Analysis of the physical behavior of spine joints: application/development of complex structures

• Autores: Neda Salsabili
• Directores de la Tesis: María Isabel Prieto Barrio (dir. tes.), Joaquín Santiago López (codir. tes.)
• Lectura: En la Universidad Politécnica de Madrid ( España ) en 2019
• Idioma: español
• Tribunal Calificador de la Tesis: Francisco Velasco López (presid.), Inmaculada Martínez Pérez (secret.), Vincenzo Sapienza (voc.), Asunción Bautista Arija (voc.), Pía López Izquierdo Botín (voc.)
• Programa de doctorado: Programa de Doctorado en Innovación Tecnológica en Edificación por la Universidad Politécnica de Madrid
• Materias:
  • Matemáticas
    • Ciencia de los ordenadores
      • Diseño con ayuda de ordenador
  • Ciencias tecnológicas
    • Tecnología de la construcción
      • Ingeniería de estructuras
      • Resistencia de estructuras
  • Ciencias de las artes y las letras
    • Arquitectura
• Enlaces
  • Tesis en acceso abierto en: Archivo Digital UPM
• Resumen

  • Bionic architecture as a main part of Bionics tries to design and construct the buildings based on layout and lines of natural forms by mimicking the geometrical principles in nature. In the 21st century, bionic architecture movement matured by incorporating the biological, mathematical and mechanical principles of nature in architectural design and evolved to be known as architecture derived from nature. Notably, the significance of this field becomes paramount in an era of ecological crisis and a need for adaptability and flexibility. Respectively, form within the course of natural evolution, flexible forms and structure that have been able to change through the changes of natural evolution prove to be the most powerful and efficient sources of inspiration.

    There are different types of natural creatures for modeling in the field of bionic architecture. This thesis focused on the spine joint as a good example of flexible and adapted natural structures similar to other human joints, since they have these six key features, 1- aesthetic form by harmonizing in response to environmental forces, 2- complexity, by simultaneously adapting to functions of flexion, extension, abduction, adduction, rotation, and circumduction, 3- comfort form by remaining stable in different positions, 4- dynamic form by facilitating balance through flexible movements and internal and external forces, 5- light structural system, and 6- modular form by its repeated structure.
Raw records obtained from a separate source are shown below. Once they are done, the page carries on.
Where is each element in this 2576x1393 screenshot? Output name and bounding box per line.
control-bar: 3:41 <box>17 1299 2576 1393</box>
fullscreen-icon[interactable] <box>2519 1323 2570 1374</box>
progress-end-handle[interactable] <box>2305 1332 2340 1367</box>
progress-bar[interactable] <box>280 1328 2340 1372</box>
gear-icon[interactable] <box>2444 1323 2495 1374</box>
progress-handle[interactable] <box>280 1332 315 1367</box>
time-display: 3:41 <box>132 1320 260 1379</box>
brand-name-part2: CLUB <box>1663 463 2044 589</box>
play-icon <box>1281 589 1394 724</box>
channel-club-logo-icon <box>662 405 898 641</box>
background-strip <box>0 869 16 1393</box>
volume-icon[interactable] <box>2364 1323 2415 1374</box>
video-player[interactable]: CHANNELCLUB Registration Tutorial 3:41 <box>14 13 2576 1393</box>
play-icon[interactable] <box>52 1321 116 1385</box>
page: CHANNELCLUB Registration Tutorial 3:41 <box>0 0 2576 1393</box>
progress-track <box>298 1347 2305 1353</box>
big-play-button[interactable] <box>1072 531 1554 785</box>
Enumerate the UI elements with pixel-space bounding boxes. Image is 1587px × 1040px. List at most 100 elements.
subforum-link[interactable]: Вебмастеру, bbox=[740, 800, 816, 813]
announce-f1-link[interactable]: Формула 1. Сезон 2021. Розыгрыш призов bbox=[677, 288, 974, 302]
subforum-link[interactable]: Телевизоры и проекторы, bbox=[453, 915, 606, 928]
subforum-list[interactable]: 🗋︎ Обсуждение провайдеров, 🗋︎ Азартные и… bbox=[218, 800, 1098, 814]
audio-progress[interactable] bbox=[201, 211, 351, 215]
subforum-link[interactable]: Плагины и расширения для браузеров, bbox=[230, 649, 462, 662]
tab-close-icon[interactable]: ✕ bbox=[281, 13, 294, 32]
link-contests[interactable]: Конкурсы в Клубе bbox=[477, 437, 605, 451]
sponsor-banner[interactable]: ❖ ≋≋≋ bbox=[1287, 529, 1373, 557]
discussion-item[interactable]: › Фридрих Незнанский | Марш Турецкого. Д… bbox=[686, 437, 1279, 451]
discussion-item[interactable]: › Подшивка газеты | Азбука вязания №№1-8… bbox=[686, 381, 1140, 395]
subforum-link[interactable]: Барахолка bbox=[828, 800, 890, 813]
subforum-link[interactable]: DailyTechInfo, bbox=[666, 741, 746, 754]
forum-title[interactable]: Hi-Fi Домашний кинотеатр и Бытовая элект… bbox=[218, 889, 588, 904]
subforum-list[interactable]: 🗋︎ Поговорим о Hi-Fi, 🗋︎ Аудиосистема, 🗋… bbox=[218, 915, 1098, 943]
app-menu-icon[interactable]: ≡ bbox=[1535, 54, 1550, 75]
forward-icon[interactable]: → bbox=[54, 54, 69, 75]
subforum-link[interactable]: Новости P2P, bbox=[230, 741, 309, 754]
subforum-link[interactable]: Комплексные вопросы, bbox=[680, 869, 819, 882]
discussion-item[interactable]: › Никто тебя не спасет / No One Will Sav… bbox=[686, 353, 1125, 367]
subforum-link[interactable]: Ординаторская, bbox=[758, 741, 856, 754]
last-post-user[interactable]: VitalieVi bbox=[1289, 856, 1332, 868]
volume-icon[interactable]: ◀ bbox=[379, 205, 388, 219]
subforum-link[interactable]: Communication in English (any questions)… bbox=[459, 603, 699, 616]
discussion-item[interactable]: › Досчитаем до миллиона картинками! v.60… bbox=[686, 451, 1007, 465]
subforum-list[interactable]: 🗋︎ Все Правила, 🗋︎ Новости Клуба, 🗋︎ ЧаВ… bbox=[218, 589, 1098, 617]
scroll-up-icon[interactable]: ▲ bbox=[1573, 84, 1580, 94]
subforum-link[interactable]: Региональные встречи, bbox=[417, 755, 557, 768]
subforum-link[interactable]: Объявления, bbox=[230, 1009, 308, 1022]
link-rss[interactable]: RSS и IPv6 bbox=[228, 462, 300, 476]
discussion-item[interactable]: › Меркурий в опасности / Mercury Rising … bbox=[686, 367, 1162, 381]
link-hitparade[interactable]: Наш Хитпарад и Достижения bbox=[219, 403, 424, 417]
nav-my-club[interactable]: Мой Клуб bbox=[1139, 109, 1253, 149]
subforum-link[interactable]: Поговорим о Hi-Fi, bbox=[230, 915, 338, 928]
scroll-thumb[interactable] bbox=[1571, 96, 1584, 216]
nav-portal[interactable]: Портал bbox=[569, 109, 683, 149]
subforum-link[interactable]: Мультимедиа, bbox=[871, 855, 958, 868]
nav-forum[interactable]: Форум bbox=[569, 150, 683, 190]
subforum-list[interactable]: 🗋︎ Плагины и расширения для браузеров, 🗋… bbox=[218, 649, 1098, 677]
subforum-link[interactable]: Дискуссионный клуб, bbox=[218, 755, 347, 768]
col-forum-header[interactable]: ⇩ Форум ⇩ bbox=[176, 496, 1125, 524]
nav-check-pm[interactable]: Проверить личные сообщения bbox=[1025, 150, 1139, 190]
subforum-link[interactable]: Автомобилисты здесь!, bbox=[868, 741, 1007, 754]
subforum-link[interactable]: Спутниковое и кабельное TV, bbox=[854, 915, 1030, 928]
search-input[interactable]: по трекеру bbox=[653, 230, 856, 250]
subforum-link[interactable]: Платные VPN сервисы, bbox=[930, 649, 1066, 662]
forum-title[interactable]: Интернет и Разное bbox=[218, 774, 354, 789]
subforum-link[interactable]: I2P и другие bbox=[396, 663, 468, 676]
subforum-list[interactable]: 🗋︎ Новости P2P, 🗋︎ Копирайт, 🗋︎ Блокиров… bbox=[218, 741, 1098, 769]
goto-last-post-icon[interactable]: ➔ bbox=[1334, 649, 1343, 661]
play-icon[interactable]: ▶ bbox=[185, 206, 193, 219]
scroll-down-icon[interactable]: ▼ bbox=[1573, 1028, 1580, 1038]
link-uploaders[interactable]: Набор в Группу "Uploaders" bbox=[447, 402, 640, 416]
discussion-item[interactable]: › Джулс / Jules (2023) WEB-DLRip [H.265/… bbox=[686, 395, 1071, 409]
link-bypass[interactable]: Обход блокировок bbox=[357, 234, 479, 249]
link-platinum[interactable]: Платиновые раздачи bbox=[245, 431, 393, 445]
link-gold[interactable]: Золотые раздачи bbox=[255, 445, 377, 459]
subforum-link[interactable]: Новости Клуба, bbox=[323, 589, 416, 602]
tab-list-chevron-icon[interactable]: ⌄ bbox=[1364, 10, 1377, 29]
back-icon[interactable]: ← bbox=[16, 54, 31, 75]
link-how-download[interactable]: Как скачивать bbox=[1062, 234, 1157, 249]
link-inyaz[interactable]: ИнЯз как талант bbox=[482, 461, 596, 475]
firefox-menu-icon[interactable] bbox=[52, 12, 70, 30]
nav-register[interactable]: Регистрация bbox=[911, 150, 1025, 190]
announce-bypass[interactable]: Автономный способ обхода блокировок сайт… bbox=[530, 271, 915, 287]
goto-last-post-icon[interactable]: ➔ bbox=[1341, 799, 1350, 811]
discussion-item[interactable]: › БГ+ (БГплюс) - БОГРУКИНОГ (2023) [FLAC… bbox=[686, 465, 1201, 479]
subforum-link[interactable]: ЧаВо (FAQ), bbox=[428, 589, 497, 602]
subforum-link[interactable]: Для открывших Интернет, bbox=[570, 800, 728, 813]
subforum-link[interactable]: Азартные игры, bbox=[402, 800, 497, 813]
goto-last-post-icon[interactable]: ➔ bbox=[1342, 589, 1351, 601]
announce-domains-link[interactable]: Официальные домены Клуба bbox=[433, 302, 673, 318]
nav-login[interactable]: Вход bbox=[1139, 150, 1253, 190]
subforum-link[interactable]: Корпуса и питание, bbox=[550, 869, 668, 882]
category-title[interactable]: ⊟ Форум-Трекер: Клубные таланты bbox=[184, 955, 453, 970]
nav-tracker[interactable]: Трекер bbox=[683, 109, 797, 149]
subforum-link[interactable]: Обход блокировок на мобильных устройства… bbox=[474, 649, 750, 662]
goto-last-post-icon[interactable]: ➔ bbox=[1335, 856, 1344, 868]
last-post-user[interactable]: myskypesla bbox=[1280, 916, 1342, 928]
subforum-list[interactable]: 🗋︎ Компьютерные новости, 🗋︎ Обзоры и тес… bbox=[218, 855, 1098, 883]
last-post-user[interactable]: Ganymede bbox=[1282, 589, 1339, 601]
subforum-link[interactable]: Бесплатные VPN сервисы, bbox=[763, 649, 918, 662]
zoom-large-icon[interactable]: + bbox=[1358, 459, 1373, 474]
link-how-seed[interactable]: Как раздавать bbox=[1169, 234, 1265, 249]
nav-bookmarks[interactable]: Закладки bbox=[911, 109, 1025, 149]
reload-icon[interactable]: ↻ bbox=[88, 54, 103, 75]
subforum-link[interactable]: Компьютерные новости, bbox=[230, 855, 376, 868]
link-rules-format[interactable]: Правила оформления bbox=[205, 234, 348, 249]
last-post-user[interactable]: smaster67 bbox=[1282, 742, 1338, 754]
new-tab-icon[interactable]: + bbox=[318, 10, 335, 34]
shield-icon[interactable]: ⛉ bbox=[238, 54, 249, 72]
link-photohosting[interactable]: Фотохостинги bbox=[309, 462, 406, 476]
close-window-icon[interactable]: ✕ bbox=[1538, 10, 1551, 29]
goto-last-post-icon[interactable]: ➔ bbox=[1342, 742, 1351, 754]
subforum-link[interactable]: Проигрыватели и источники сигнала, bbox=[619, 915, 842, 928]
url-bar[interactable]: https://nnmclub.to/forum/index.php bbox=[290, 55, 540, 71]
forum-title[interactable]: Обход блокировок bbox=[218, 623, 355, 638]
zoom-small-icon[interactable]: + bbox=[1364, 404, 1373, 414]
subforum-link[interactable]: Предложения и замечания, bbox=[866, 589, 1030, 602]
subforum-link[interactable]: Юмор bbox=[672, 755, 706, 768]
The roles performed by the spine joint are very similar to the type of role required within the building and industrial design and therefore it is a natural element that can inform the future of architecture and industrial design. This simulation happens by using the combination of biology, construction, mathematics, mechanics, and computational programs and software. The simulation of such structure, however, would require a simplification of both in the structural and material complexity of the spine joint in accordance with the architectural and construction resources available. This, in turn, would also ease the process of modeling of such structures both for the bioengineering and construction of prosthetics as well as other structures.

    The Finite element method (FEM) which is used in this research by using a different range of properties is good for modeling different geometrical parts and it can help to simulate, analyze, and investigate the effect of simplification of the material parts of human lumbar spine easier, without damaging on spine, reducing the time, the testing, the physical prototypes, and the material usages, improving the safety and information, optimizing different geometry for prosthesis and different physiological condition, measuring different distribution of stresses, displacements, and load transferring mechanisms, and assisting to develop the new spinal implants. Therefore it offers advantages in comparison to the vivo methods which have limitations in terms of measuring, obtaining the specimen, the specimen variation, being costly, and have been reported to be time-consuming.

    In this thesis, to make the new structures based on human lumbar spine by having its anatomical and mechanical properties in FE method for further building joints and structures, a four-step methodology was used: first the FE of lumber was made by using a combination of different software with the CT scan data, verified formula and techniques for calculating the model, and the combination of materials, loads, and geometry properties from the validated model's data, secondly it was stripped of its materials in four continuous steps, thirdly it was stripped of its structures in four continuous steps too, and finally it was scaled 10 And 100 times greater to check its sensitivity to model the building joints and the building structure. The model in each part of the methodology was validated by comparing its intradiscal pressure (IDP) and range of motion (ROM) data with vitro and vivo experimental data.

    We have shown that the results from developing structures from the FEM were consistent with the experimental IDP and ROM vivo and vitro data in all directions and in all level of developing, simplifications, and scaling. Moreover, the new building joint and structure can tolerate compression loads of 10^2 and 10^4 times, and the moments of 10^3 and 10^6 times larger than normal size by 10 times and 100 times scaling respectively in each direction with a significant reduction in the amount of stress.

    The validated modeling method introduced in this study can be used for future research, in particular in producing implants and prosthesis, modeling based on the human lumbar spine for future building joints (10 times scaled), industrial design, building structure (100 times scaled), and high-rise buildings due to the modular form of the human lumbar spine with their capacities of tolerating against these large amount of loads in different directions, having the internal and external response to different types of loads, and being adaptable to nature.